DÜNYA SINAVI ÇOK CİDDİ!
DÜNYA SINAVI ÇOK CİDDİ!
Allah’ı ve Allah kavramını hafife almayın! Onu en basit işlerinizde, kişisel ve kurumsal hedeflerinizde bile densizce kullanmayın.
Tüm dinlerin en önemli emirlerinin başlarında "Allah'ın adını boş işlerinizde anıp, alet etmeyin" geçer. Tevrat, İncil ve Kuran'da bu konu çok önemsenmiştir.
İnsan yaşamında en önemli üstünlük nedir?
İman mı?
İbadet mi?
Adalet mi?
Ahlak mı?
Yoksa hakikatin yanında olmak mı?
Aslında hepsi birbirinden önemli, birbiriyle iç içedir.
Secde Sûresi 9. ayette:
“Sonra ona biçim verdi ve ona ruhundan üfledi.”
buyrulmuştur.
Mevlânâ bu hakikati ne güzel ifade eder:
“İnsan surette topraktan, mânâda ise Allah’tandır. Mânâsını bulan kişi yücelir.”
Yaratılış mânâsını aramayan, bulamayan, düşünmeyenler toprak üstünde ve toprak altında çamur gibi olurlar; boşa geçirilmiş, faydasız bir yaşam sürerler.
İman varken, hatta ibadetler yerine getiriliyorken bile; eğer adalet yoksa, ahlak zayıflamışsa, hakikatten uzaklaşılmış olur.
Yaşadığımız dünya sınavını hafife alarak; zayıf, temelsiz rivayetlerle, ucuz şefaat umutlarıyla, birilerine bağlanarak aracılık beklemekle bu sınavı kazanabilir miyiz?
Oysa yüce kitabımız Kur’an’da, Bakara Sûresi 214. ayette bu konuyla ilgili şöyle buyrulur:
“Yoksa siz, sizden öncekilerin başına gelenler sizin başınıza gelmeden cennete gireceğinizi mi sandınız? Onlara öyle yoksulluklar, öyle sıkıntılar dokundu ve öyle sarsıldılar ki, nihayet peygamber ve onunla beraber iman edenler: ‘Allah’ın yardımı ne zaman?’ dediler.
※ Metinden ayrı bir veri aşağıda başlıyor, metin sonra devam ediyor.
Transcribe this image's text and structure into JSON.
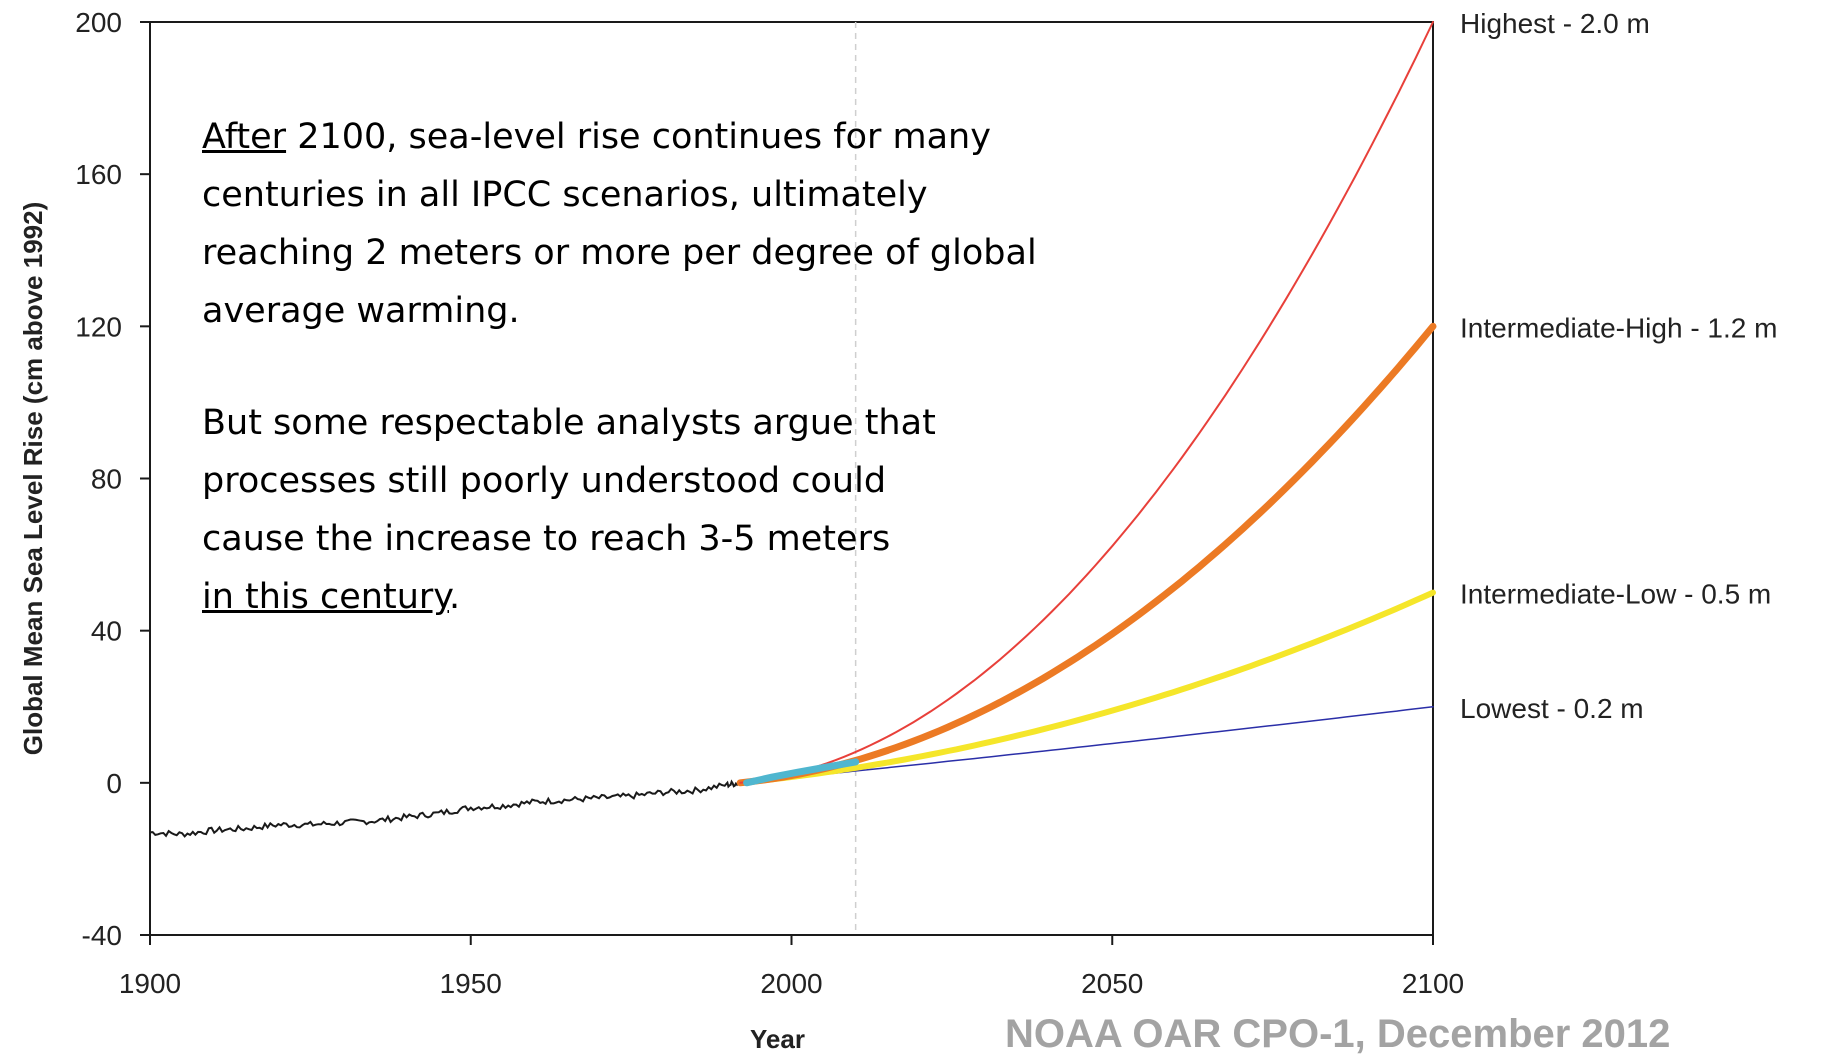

Bilin ki, Allah’ın yardımı gerçekten yakındır.”
İçinden geçtiğimiz süreçte Gazze’de, Doğu Türkistan’da, Myanmar’da soykırımlar ve akıl almaz zulümler yaşandı.
Onlar ağır sınavlar verirken bizler ne yapabildik?
Örneğin, en hafifinden;
Boykotlara katılıp alıştığımız kahveden, renkli gazozlardan, cipsten, şampuandan, deterjandan vazgeçebildik mi?
Zulmü yeterince duyurabildik mi?
İsrail’le ticareti sürdüren muhteris tüccarlara gerekli tepkiyi gösterebildik mi?
Devletimize ve diğer devletlere daha somut adımlar atmaları için eylemlere destek verebildik mi?
En önemlisi, açlık ve susuzlukla yok edilmeye çalışılan kardeşlerimize maddi yardımlar gönderebildik mi?
Unutmayın, Allah’ın sınavı çok kapsamlı ve hafife alınamayacak kadar ciddidir.
İnsan; eğer isterse her gün biraz daha bilgili, biraz daha iyi, biraz daha adil, biraz daha vicdanlı olabilir. Yani kendisini olumlu yönde geliştirebilir.
Yaratılış gayesi buna uygundur.
Aslında insan, tercihleriyle geleceğini inşa eden akıllı bir canlıdır. Bu mükemmel organizmayı gündelik heveslerle berbat etmeyin.
Ahlaklı yoldan bir yerlere gelebilmenin yolu; çaba, çalışma ve alın teridir.
Bunlar olmadan bir yerlere gelmek, kul hakkına girmek, hırsızlık ve utanç gibi kavramlardan bir şeyler kapmak demektir.
Hayatınıza dönüp baktığınızda;
“Keşke yapmasaydım” dedikleriniz mi çok,
yoksa “İyi ki yapmışım” dedikleriniz mi?
İyiliğin ne olduğunu aslında herkes bilir.
Ayıp, kul hakkı, nefse tutkunluk, hırsızlık, kibir, adaletsizlik, liyakatsizlik (torpil), dedikodu, yalan, iftira, mala aşırı düşkünlük… bunların hepsi adımız gibi bildiğimiz kötülüklerdir.
Bütün bu sayılanlar, alçak karakterli ve düşük kaliteli insan davranışlarıdır.
Yaygın olarak yapılması, onların helâl veya iyi olduğu anlamına gelmez.
Olsa olsa, çürüyen bir toplumda birlikte çürümeye gönüllü olmaktır.